Consultei o Google para saber quem era. Soube que ela tinha sido a primeira pessoa a gravar a obra completa de Bach para teclado. Foram 21 LPs (depois 20 CDs) gravados entre 1965 e 74. Mas o que me impressionou mesmo foi que ela tinha vivido 90 anos e passado por três campos de extermínio nazistas. Um deles tinha sido Auschwitz.
Judia, ela sobreviveu, claro. Se não o tivesse, não estaria tocando na Livraria… Descobri também que ela tinha escrito uma autobiografia. Só que eu estou cheio de ler livros sobre o Holocausto. Mas, OK, pedi o livro, que é recente.
Depois de passar dois meses no hospital, minha mulher Elena ainda tem dificuldades para dormir. Então eu leio livros para ela todas as noites. Já terminamos vários. E comecei a ler “Cem Milagres” em voz alta para ela. O livro é ótimo e mudamos de problema, porque a Elena ia ficando cada vez mais acordada enquanto leio.
Foi escrito a 4 mãos. Uma jornalista inglesa gravou as memórias de Zuzana e passou para o papel. Um dos milagres foi que a cravista faleceu 5 dias após finalizarem as entrevistas. Ela conta não apenas sua vida com os nazistas — permaneceu quase 5 anos presa –, mas sua vida sob o desconfiado stalinismo tcheco do pós-guerra, quando dava concertos em Paris, Londres mas também em pequenas cidades do interior da Tchecoslováquia, para operários, ou conhecedores de música.
O livro não obedece a ordem cronológica.

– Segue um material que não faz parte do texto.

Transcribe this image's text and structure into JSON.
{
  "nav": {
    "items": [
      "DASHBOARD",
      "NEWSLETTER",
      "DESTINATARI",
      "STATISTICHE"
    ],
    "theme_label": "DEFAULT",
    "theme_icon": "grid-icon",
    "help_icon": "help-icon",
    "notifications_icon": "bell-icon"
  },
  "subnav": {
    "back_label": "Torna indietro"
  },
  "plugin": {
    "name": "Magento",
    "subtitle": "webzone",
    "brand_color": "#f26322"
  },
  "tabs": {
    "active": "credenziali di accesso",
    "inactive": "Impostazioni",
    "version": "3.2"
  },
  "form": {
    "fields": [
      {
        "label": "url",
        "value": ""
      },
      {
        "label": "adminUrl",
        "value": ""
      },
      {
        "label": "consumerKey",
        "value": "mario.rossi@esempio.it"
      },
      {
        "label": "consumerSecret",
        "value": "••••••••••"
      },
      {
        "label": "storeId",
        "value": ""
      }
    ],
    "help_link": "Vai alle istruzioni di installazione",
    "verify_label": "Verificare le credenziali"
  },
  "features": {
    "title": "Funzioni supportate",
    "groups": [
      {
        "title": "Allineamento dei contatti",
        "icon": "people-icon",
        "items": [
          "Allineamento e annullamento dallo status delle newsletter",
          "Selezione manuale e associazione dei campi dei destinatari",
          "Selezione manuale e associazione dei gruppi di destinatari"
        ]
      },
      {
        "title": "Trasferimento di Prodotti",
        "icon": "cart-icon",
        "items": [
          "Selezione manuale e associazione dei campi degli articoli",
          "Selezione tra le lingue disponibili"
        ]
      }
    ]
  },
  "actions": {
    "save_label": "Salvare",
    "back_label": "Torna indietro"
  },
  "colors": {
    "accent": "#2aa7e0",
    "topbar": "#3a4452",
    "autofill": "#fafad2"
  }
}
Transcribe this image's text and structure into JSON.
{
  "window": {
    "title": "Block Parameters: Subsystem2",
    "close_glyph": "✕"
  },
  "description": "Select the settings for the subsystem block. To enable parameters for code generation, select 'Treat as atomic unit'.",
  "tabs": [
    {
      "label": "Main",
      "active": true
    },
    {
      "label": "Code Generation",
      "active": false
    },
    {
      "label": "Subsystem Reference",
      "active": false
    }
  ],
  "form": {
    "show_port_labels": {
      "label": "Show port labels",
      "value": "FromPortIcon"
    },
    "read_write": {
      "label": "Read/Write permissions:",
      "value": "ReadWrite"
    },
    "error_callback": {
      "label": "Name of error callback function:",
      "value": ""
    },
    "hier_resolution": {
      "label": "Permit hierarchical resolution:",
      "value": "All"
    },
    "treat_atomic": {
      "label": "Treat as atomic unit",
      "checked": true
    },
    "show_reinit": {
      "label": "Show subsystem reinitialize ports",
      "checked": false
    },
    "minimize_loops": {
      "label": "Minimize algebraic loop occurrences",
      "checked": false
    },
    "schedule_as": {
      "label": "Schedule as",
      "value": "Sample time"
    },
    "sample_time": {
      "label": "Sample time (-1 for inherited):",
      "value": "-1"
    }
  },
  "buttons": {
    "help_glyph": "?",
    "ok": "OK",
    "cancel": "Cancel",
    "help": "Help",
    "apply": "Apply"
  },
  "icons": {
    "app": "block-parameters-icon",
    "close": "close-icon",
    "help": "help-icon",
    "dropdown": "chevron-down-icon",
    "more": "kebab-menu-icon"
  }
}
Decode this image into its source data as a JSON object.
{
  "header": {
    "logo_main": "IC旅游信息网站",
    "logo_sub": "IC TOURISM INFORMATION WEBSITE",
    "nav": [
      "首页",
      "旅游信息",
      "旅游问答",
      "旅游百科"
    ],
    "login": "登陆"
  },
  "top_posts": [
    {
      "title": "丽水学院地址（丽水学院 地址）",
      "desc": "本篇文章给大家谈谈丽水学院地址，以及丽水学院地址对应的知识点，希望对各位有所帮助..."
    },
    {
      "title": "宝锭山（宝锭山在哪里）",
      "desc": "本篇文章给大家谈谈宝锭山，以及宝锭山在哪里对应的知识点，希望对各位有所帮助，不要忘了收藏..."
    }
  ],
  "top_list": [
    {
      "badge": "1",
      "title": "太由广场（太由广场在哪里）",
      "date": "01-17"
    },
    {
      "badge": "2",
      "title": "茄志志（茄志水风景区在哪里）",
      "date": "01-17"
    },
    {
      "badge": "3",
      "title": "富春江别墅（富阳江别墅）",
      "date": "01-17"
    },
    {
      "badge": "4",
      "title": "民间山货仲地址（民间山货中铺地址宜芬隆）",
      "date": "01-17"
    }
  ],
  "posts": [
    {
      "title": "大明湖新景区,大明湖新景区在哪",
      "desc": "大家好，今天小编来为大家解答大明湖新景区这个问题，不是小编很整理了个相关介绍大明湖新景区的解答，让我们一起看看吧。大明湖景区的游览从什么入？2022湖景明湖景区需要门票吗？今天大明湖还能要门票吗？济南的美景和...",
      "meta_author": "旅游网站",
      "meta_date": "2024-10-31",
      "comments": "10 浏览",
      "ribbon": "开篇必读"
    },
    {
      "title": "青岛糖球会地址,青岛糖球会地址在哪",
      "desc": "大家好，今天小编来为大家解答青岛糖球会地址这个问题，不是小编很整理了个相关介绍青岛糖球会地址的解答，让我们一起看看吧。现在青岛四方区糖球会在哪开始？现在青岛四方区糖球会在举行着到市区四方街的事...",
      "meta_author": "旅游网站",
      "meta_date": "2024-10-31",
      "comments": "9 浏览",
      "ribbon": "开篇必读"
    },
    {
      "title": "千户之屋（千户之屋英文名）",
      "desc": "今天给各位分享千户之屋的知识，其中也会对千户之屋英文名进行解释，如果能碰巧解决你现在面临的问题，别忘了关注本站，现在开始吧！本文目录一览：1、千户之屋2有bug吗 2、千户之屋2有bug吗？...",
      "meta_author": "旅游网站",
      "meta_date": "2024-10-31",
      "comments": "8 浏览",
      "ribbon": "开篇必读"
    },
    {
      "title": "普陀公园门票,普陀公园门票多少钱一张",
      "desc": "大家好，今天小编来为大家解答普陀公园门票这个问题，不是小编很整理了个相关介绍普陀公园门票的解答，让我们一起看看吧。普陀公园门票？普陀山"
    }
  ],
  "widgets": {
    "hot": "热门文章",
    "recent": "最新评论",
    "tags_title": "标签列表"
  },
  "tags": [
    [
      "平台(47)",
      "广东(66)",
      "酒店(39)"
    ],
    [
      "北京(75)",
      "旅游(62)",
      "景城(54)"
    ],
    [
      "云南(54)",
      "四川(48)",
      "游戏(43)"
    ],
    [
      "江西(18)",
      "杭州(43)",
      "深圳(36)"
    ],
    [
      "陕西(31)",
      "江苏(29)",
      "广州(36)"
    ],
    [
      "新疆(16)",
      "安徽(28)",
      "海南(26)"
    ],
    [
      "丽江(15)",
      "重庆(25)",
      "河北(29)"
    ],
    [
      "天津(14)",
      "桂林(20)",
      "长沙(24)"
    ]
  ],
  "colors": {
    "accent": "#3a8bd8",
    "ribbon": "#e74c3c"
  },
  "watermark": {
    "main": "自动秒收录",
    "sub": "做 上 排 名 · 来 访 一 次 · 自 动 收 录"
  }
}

Ainda bem, porque ler juntos os capítulos sobre os campos de Terezín, Auschwitz e Berger-Belsen seria insuportável para o leitor. A verossimilhança e o detalhamento da narrativa são muito abrasivos para qualquer um. Então a biografia alterna capítulos de diversas fases da vida de Zuzana e seus diversos milagres. Milagres de sorte, de azar, de talento, de ter vivido sob o nazismo e o comunismo, de ser mulher e judia, de ser cravista em vez de pianista, de ser uma pioneira, de tentar lembrar da música nas piores condições possíveis e muitas vezes esquecê-la.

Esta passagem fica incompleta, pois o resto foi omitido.